Tak ma wyglądać nowa rakieta NASA (Zdjęcie (C) NASA) |
Kilka nowości na dziś:
- O 10 rano NASA ogłosi oficjalnie plany nowej rakiety SLS. Nie należy się spodziewać żadnych niespodzianek – mój post sprzed kilku tygodni opisuje mniej-więcej to co zostanie dziś ogłoszone. Czyli zmodyfikowany (dość poważnie – zarówno strukturalnie by wytrzymał ciąg od spodu jak i technologicznie – nowe technologie spawania itp.) zbiornik od promu, silniki od promu (początkowo dosłownie, a potem nowa wersja – tańsza w produkcji), rakiety boczne początkowo te od promu (na paliwo stałe, ale w wersji pięciosegmentowej) a w przyszłości na paliwo ciekłe. Drugi stopień napędzany nowym silnikiem J2-X. Na szczycie kapsuła MPCV/Orion i najprawdopodobniej przedział ładunkowy oparty o europejski ATV.
- Rosjanie oficjalnie poinformowali że za awarię i katastrofę Progressa M-12M w sierpniu tego roku odpowiada błąd produkcyjny – generator gazów zassał jakiś syf ze zbiornika co spowodowało ograniczenie dopływu paliwa i w konsekwencji awarię. Wszystkie obecnie wyprodukowane silniki są poddawane przeglądowi w celu zabezpieczenia się przed podobną awarią. A przy okazji okazuje się że w rosyjskim przemyśle kosmicznym panuje bałagan, łapówkarstwo i złodziejstwo. Inspektorzy szacują że 20% wszystkich funduszy jest rozkradanych. Rosja planuje start następnego Progressa M-13M na 30 października a start Soyuza z następną załogą ISS na 12 listopada tego roku.

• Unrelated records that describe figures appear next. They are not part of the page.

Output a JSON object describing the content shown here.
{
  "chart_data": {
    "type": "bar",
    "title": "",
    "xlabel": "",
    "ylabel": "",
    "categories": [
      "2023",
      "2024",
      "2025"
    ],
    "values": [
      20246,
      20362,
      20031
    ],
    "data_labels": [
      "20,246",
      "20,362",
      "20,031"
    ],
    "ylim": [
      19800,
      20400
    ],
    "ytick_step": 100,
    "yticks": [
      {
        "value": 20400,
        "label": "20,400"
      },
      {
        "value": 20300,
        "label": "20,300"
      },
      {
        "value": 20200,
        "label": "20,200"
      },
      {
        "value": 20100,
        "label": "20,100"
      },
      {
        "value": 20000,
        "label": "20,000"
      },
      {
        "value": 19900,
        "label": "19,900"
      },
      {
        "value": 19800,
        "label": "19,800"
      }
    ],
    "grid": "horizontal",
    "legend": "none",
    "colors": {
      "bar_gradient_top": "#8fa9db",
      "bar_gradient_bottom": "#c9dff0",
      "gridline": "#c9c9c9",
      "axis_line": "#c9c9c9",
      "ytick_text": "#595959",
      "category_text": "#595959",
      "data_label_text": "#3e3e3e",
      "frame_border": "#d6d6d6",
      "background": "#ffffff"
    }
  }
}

- Awaria silnika SpaceX o której pisałem okazuje się najprawdopodobniej wielkim niczym – wg. różnych źródeł nie była to wcale awaria, ale drobny problem z algorytmem wyłączającym silnik – odcięcie dopływu paliwa odbyło się na kilka milisekund wcześniej niż odcięcie dopływu utleniacza co spowodowało nadmierny wzrost temperatury. Ale nie doszło do żadnych eksplozji czy przedwczesnego wyłączenia silnika. SpaceX musi poprawić ten problem jeżeli rzeczywiście planuje wielokrotne wykorzystywanie pierwszego stopnia rakiety Falcon 9. Odzysk pierwszego stopnia to w tym momencie największy problem SpaceX – z jednej strony ich plan biznesowy wymaga tego (inaczej nie będą w stanie utrzymać obiecanych cen), z drugiej strony SpaceX ma poważne problemy z osiągnięciem tego celu z uwagi na kłopoty z trajektorią pierwszego stopnia – jego wejście w atmosferę następuje z prędkością i pod kątem które uniemożliwiają odzysk.